Last week the American Psychoanalytic Association (APsaA) apologized for its part in formerly pathologizing homosexuality and for the “discrimination and trauma” doing so had inflicted on those who sought help from psychoanalysts. In 1991 homosexuality, under threat of an anti-discrimination lawsuit, was no longer classified as a mental disorder. The APsaA now stands against conversion therapy and supports LGBTQ civil rights.

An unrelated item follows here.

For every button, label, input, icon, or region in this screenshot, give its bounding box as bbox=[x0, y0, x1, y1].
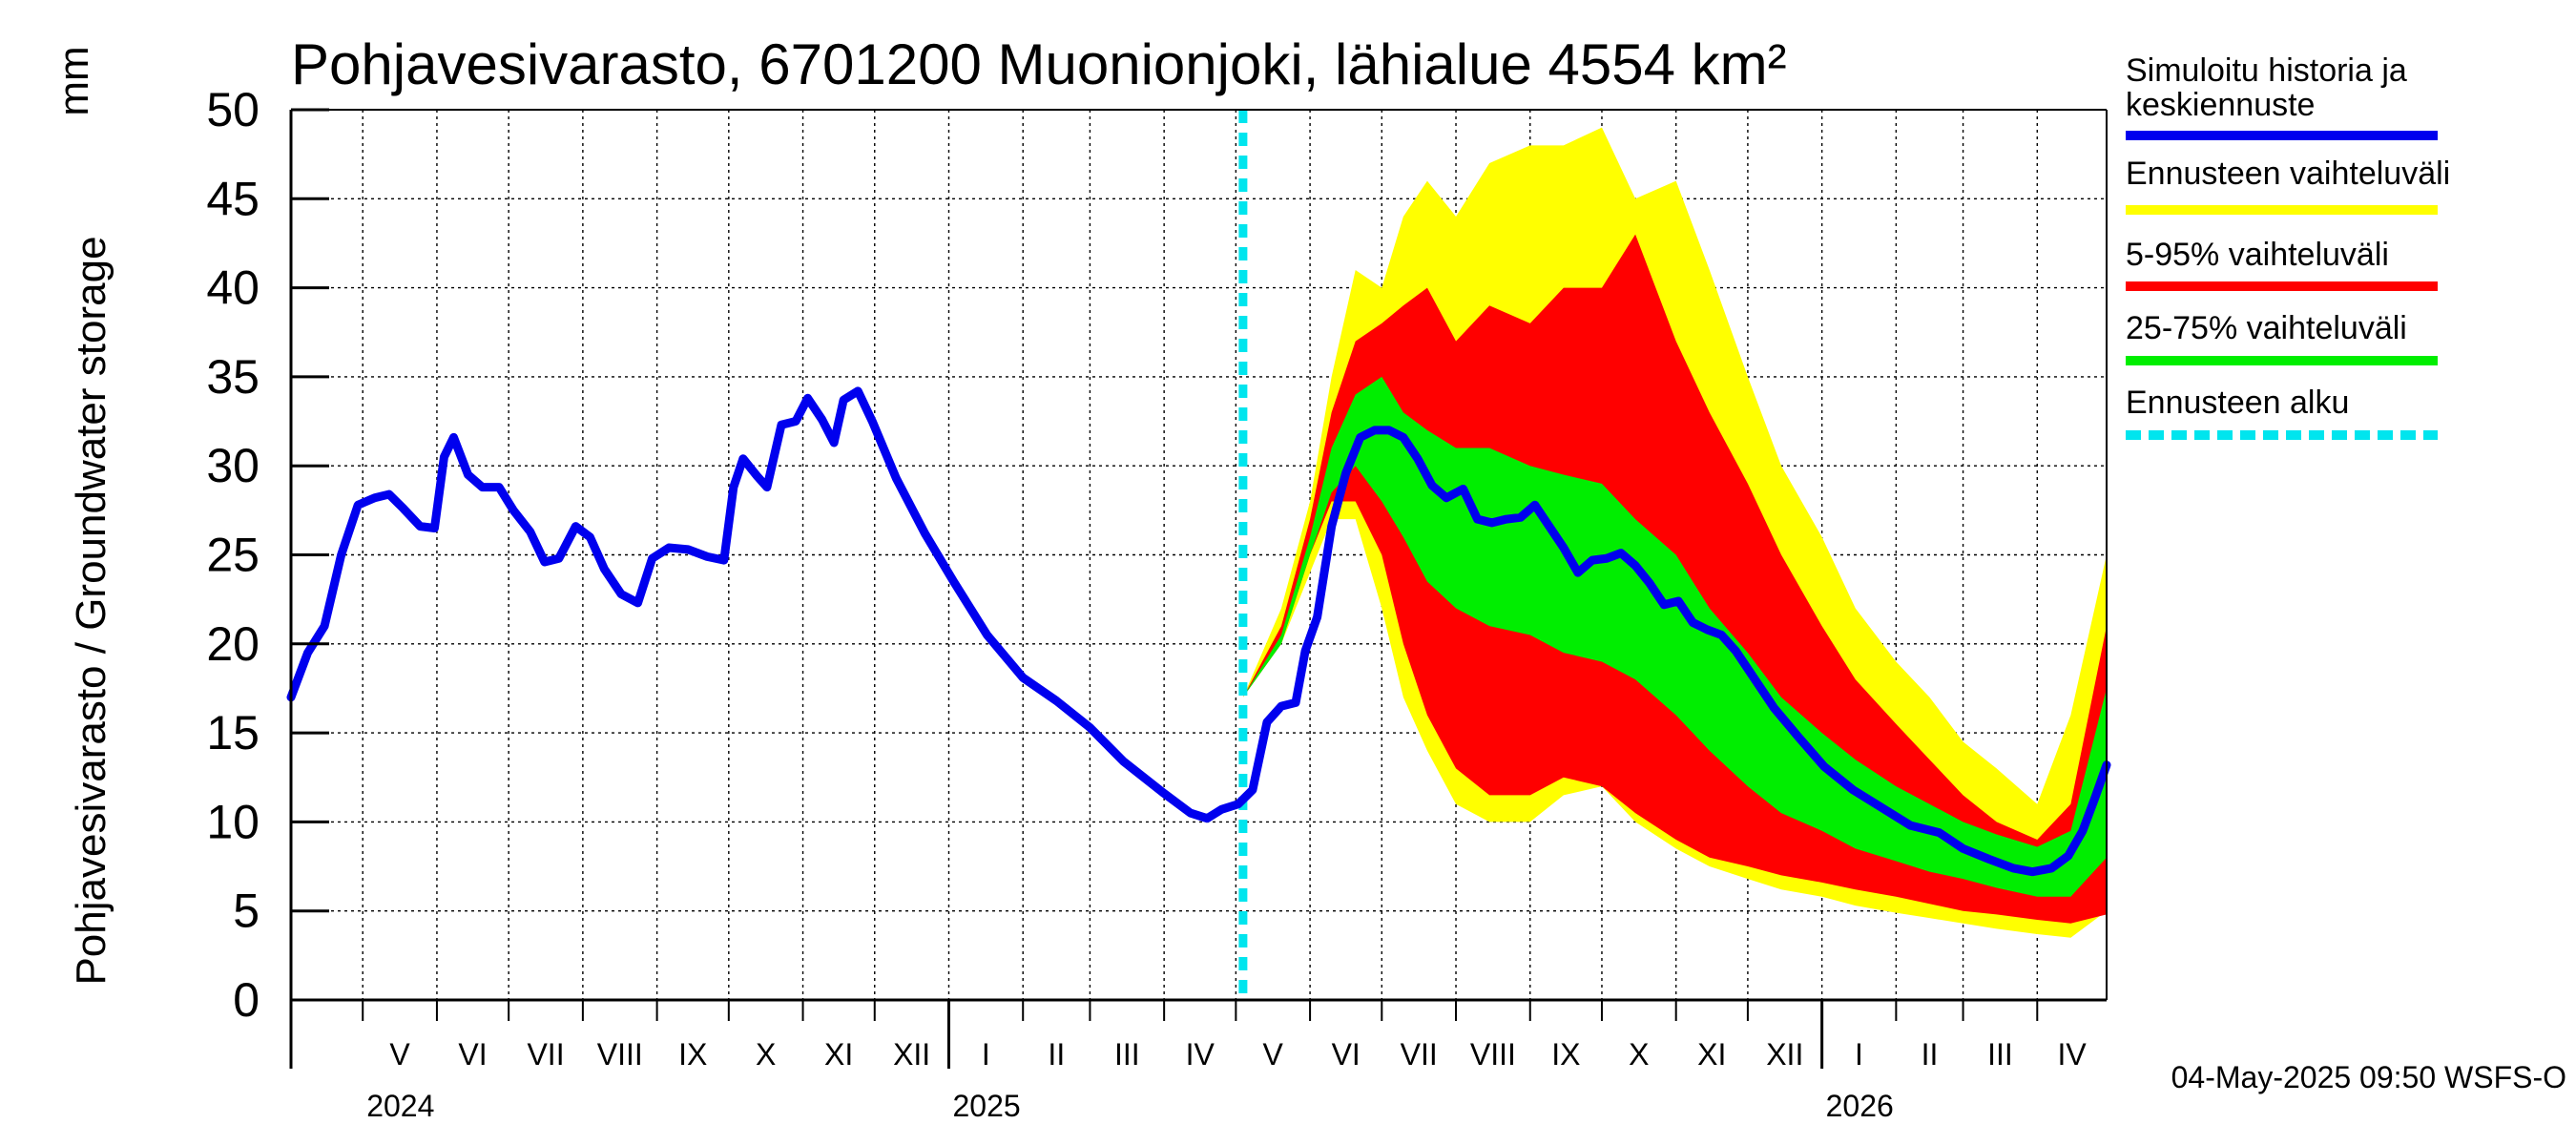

Earlier this month NYC’s Police Commissioner apologized for the raid, fifty years ago today, on Stonewall Inn, a popular bar-nightclub for gay men and women. A riot ensued when patrons fought back by throwing bottles at police officers, and, days later, demonstrations for the civil rights of LGB Americans took place. Stonewall sparked the Gay Pride movement. President Bill Clinton was the first president to acknowledge Pride month in 2000.
Virginia Goldner said:
[I]n considering the history of gender-variant subjects, I am more struck by the trauma of stigma, which, along with the isolation of being/feeling different, and of coping with the unrelenting, embodied self-alienation of gender dysphoria, takes a far greater toll on the soul than I had initially understood. I still think it is these experiences of self-alienation, combined with an estrangement from one’s very own breathing body, that constitute the foundational trauma of gender variance.
Corbett, K. Dimen, M. Goldner, V. Harris, A. (2014). Talking Sex, Talking Gender—A Roundtable. Studies in Gender and Sexuality, 15(4):295-317.